Le collectif STOP Zot Bizin Rann Nou Kont a pour objectif de rappeler à nos dirigeants qu’ils ne sont que les dépositaires et les garants de nos votes, de nos droits, de nos libertés et non les propriétaires. Ils ont des comptes à nous rendre.
Il y a d’abord notre liberté d’expression. Puis notre liberté légitime de pouvoir manifester pacifiquement et, entre autres, le droit de faire une grève pour dire « NON » contre leurs décisions.
A Maurice, la Public Gathering Act (PGA), l’Employment Rights Act (ERiA), l’Employment Relations Act (EReA), la loi criminelle de diffamation (ref : « ‘Criminal Code’, Section 288), ainsi que certaines décisions restrictives de notre Commissaire de Police, distillent insidieusement une culture d’impunité, en entravant la démarche des citoyens à manifester pacifiquement sous peine d’arrestation et/ou de poursuite, en rendant l’exercice du droit de grève impossible dans la pratique, en refusant d’instituer des enquêtes indépendantes sur les allégations d’abus de pouvoir, de brutalité policière et de torture, et en facilitant, dans les entreprises, le licenciement abusif des protestataires.
Cette culture d’impunité se manifeste lorsque ceux ayant un quelconque poste de responsabilité (c-à-dr, le pouvoir) oeuvrent en sachant qu’ils ne seront probablement pas tenus responsables de leurs actes et que personne ne pourra jamais réclamer des comptes au pouvoir.
Or, il est désormais clairement établi que, dans l’intérêt général, au nom de la transparence, de la bonne gouvernance et de la démocratie, les responsables publics (politiciens, fonctionnaires, juges, chefs d’entreprise et même journalistes, entre autres) doivent davantage être sous les projecteurs de la critique publique que les individus anonymes.
Alors que persiste chez nous cette culture d’impunité, partout ailleurs dans le monde, le peuple réclame davantage de démocratie, de transparence, de « redevabilité » (« accountability »), et de comptes à leurs dirigeants.

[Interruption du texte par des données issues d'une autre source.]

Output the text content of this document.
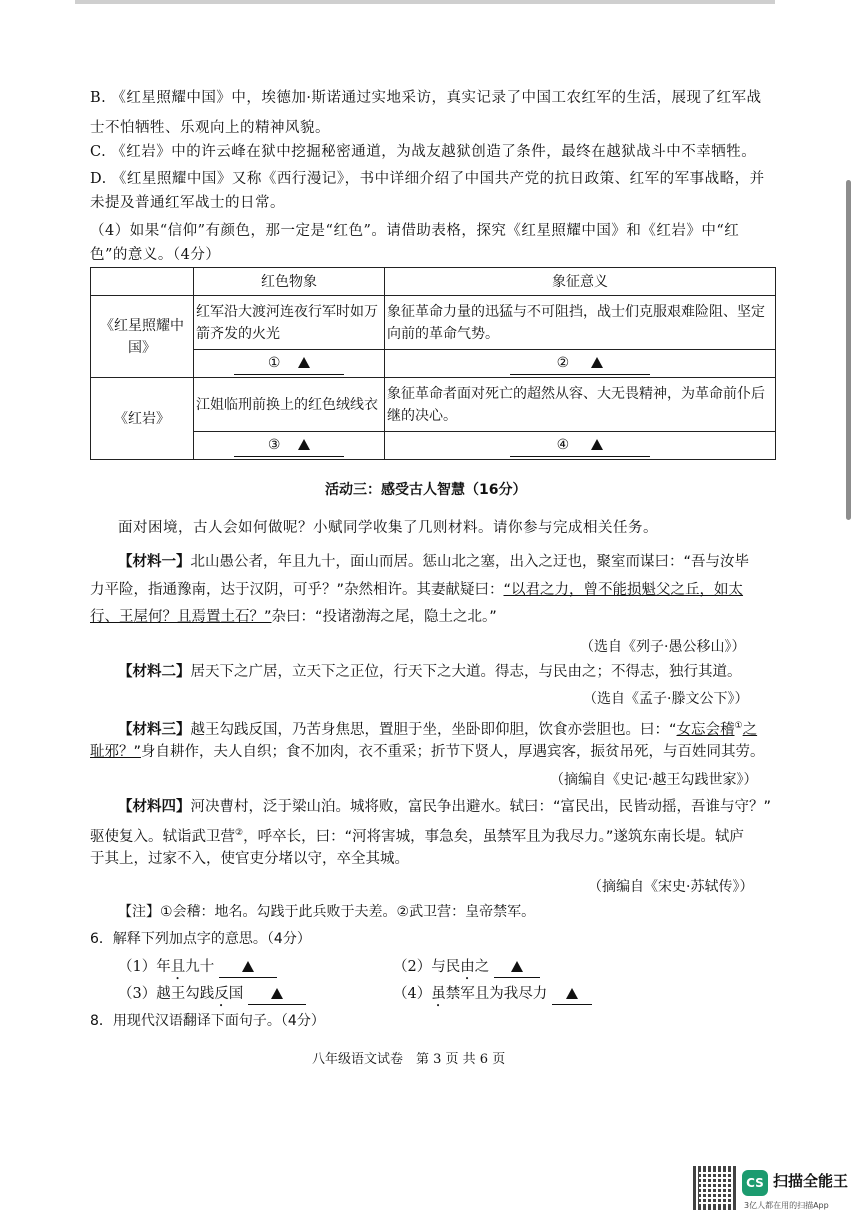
B. 《红星照耀中国》中，埃德加·斯诺通过实地采访，真实记录了中国工农红军的生活，展现了红军战
士不怕牺牲、乐观向上的精神风貌。
C. 《红岩》中的许云峰在狱中挖掘秘密通道，为战友越狱创造了条件，最终在越狱战斗中不幸牺牲。
D. 《红星照耀中国》又称《西行漫记》，书中详细介绍了中国共产党的抗日政策、红军的军事战略，并
未提及普通红军战士的日常。
（4）如果“信仰”有颜色，那一定是“红色”。请借助表格，探究《红星照耀中国》和《红岩》中“红
色”的意义。（4分）
	红色物象	象征意义
《红星照耀中国》	红军沿大渡河连夜行军时如万箭齐发的火光	象征革命力量的迅猛与不可阻挡，战士们克服艰难险阻、坚定向前的革命气势。
	①	②
《红岩》	江姐临刑前换上的红色绒线衣	象征革命者面对死亡的超然从容、大无畏精神，为革命前仆后继的决心。
	③	④
活动三：感受古人智慧（16分）
面对困境，古人会如何做呢？小赋同学收集了几则材料。请你参与完成相关任务。
【材料一】北山愚公者，年且九十，面山而居。惩山北之塞，出入之迂也，聚室而谋曰：“吾与汝毕
力平险，指通豫南，达于汉阴，可乎？”杂然相许。其妻献疑曰：“以君之力，曾不能损魁父之丘，如太
行、王屋何？且焉置土石？”杂曰：“投诸渤海之尾，隐土之北。”
（选自《列子·愚公移山》）
【材料二】居天下之广居，立天下之正位，行天下之大道。得志，与民由之；不得志，独行其道。
（选自《孟子·滕文公下》）
【材料三】越王勾践反国，乃苦身焦思，置胆于坐，坐卧即仰胆，饮食亦尝胆也。曰：“女忘会稽①之
耻邪？”身自耕作，夫人自织；食不加肉，衣不重采；折节下贤人，厚遇宾客，振贫吊死，与百姓同其劳。
（摘编自《史记·越王勾践世家》）
【材料四】河决曹村，泛于梁山泊。城将败，富民争出避水。轼曰：“富民出，民皆动摇，吾谁与守？”
驱使复入。轼诣武卫营②，呼卒长，曰：“河将害城，事急矣，虽禁军且为我尽力。”遂筑东南长堤。轼庐
于其上，过家不入，使官吏分堵以守，卒全其城。
（摘编自《宋史·苏轼传》）
【注】①会稽：地名。勾践于此兵败于夫差。②武卫营：皇帝禁军。
6．解释下列加点字的意思。（4分）
（1）年且九十	（2）与民由之
（3）越王勾践反国	（4）虽禁军且为我尽力
8．用现代汉语翻译下面句子。（4分）
八年级语文试卷　第 3 页 共 6 页
CS 扫描全能王
3亿人都在用的扫描App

Le Printemps Arabe et le mouvement « Occupy » en sont des exemples. Ces manifestations populaires ont pour cause le manque de libertés individuelles et publiques, la corruption, l’inégalité sociale et la misère, entre autres.
Quand la société civile ne réclame pas des comptes à ses dirigeants, petit à petit s’installe dans le pays une dégradation sociale généralisée au détriment de l’intégrité personnelle et professionnelle, de la moralité publique, de la méritocratie, du civisme, des droits humains, de l’égalité des genres, du mauricianisme et de la démocratie.
Sur le plan individuel, l’impunité réduit les citoyens au silence, parce que les crimes ne font l’objet d’aucune enquête indépendante.
Dans la société les citoyens ont peur de dénoncer les crimes et de revendiquer leurs droits.
Au niveau national, les institutions se mettent aux ordres des puissants du jour ; il n’y a pas de contre-pouvoir et même certains journalistes ont peur (sans l’avouer).
Au niveau international, cette culture d’impunité devient le moteur de la course aux profits injustifiés aux dépens des droits humains qui régressent.
En 1981 le mouvement Action Civique (aujourd’hui disparu) a rappelé les qualités d’un gouvernement idéal : Transparence, Méritocratie, Intégrité, Liberté d’expression, Dialogue social, et « Redevabilité » au peuple.